Methods: A secondary data analysis of patient level data collected from participants receiving outpatient community based care was completed (n = 336). Treatment completion was framed as participating in 8-12 TIC treatment sessions. Direct and moderating effects of predisposing variables on the relationship between need variables and TIC treatment completion were examined using stepwise logistic regression. Need variables examining functioning included Sheehan Disability Scale, SDS – Work and School; Social, Home-Family life and the WHO-QOL–Health, Psychological, Social Support, and Environmental domains.
The study sample met cut off criteria for PTSD (PCL-5 > 33; M = 45.9, S.D. = 18.7) and reported experiencing on average 4.87 (S.D. = 3.09) types of traumatic events in their lifetime, with assaultive crimes as the most common. By majority the sample identified as female (83%), Mexican (76%), reported as born outside of the United States (61.3%; Years in the U.S., M = 23.6, S. D. = 11.1), and approximately half reported speaking Spanish only (49.1%).
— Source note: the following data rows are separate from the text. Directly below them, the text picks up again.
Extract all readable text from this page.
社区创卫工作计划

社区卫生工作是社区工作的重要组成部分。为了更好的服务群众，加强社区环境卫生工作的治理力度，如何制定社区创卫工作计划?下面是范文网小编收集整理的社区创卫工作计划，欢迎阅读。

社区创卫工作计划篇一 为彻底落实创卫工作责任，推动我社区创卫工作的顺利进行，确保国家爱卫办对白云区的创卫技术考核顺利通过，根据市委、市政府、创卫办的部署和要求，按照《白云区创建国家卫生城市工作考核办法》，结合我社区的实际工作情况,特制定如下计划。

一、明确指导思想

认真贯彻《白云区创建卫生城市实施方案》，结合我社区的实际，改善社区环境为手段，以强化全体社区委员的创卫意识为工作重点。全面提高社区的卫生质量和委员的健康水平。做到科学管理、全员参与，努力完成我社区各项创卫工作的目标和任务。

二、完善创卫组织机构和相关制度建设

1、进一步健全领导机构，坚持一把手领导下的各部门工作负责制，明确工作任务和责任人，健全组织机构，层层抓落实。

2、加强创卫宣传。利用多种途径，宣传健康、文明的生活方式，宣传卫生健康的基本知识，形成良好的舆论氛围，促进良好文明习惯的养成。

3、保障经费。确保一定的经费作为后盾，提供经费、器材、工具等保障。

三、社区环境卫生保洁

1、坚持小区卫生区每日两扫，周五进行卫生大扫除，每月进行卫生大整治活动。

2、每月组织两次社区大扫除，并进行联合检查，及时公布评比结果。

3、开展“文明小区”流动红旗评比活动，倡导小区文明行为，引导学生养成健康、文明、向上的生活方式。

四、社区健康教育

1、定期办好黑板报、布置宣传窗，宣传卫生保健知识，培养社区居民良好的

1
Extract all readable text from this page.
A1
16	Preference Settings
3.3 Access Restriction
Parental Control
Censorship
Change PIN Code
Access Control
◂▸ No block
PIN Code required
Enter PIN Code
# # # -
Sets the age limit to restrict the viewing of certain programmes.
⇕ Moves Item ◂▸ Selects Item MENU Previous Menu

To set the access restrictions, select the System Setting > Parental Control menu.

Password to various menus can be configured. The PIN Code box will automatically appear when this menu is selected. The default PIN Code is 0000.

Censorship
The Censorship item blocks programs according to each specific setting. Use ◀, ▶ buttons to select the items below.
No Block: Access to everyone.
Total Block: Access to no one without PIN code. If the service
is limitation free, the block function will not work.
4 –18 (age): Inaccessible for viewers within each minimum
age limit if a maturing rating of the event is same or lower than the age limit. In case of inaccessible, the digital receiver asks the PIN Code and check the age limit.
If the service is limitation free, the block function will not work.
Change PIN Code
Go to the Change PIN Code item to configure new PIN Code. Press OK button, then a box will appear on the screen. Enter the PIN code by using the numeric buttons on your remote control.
Results: Overall, 62.3% of individuals completed TIC services with at least 8+ sessions. Analysis revealed increased years residing in the United States (OR = 1.07, 95% CI = 1.02, 1.13) and self-reported disability in family-home responsibilities (SDS; OR = .801, 95% CI = 0.668, 0.960) were predictive of TIC treatment completion. No direct effects with other predisposing, enabling or need variables were present, however, a significant interaction resulted with the relationship between years in the U.S. and quality of life – psychological well-being (OR = .908, 95% CI = .962, .998) and environmental well-being (OR = 1.11, 95% CI = 1.01, 1.03).
Conclusion & Implications: Results suggest the need to emphasize resources in the treatment experience that help manage the impact of PTSD on multi-faceted daily life needs to support well-being, especially for non-U.S. born clients who may be less familiar with systems of care and have competing priorities in treatment needs. Promoting connections to alleviate stress around health, social support, and community can remove barriers to care and enhance perceived value of mental health treatment supporting treatment adherence.